Metropolitan Health Academies admitted its first students at SF State and City College in August 2008. The pilot program may one day be disseminated throughout the 109-campus California community college system and the 23-campus CSU system, which combined serve more than 80 percent of the college students in the state. SF State is the lead agency and fiscal agent for the program.
"This partnership with San Francisco State will accelerate learning and increase community college-to-university transfer among diverse, low-income and recent immigrant students seeking future employment in the field of community and public health," said Interim Chancellor Don Q. Griffin of City College of San Francisco.
Founded in 1937 by agricultural pioneer James Irvine, the San Francisco-based James S. Irvine Foundation seeks to expand opportunity for the people of California to participate in a vibrant, successful and inclusive society. Its grant making is organized around three program areas: arts, youth and California perspectives, which focus on improving decision making on significant state issues.
San Francisco State University is the only master’s-level public university serving the counties of San Francisco, San Mateo and Marin. The University enrolls more than 30,000 students each year. With nationally acclaimed programs in a range of fields -- from creative writing, cinema and biology to history, broadcast and electronic communication arts, theatre arts and ethnic studies -- the University's more than 140,000 graduates have contributed to the economic, cultural and civic fabric of San Francisco and the greater Bay Area.

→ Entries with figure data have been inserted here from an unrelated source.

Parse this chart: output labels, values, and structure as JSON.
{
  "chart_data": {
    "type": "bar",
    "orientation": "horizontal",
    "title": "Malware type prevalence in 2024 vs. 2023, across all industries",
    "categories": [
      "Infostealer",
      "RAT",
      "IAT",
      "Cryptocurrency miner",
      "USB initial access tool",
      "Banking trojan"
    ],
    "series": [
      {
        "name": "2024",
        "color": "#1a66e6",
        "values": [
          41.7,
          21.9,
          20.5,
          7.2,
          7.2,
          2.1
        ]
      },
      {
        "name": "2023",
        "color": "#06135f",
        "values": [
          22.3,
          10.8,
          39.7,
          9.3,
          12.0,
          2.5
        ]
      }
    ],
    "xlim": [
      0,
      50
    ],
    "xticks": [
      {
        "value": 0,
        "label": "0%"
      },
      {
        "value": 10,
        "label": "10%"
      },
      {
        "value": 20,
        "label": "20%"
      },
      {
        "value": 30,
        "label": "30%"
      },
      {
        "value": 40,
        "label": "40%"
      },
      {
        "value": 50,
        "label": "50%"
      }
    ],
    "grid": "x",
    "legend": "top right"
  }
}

Founded in 1935, City College of San Francisco serves more than 100,000 students annually in 10 neighborhood campuses and over 150 instructional sites throughout San Francisco. Within this large institution, the School of Health and Physical Education has become a premier location for training in the high-demand health care sector. Its eight departments include registered nursing, health care technology, radiological technology, dental assisting, health education, vocational nursing, consumer education and physical education. City College is bringing the best in education and services to prepare the world’s leaders in the health care sector.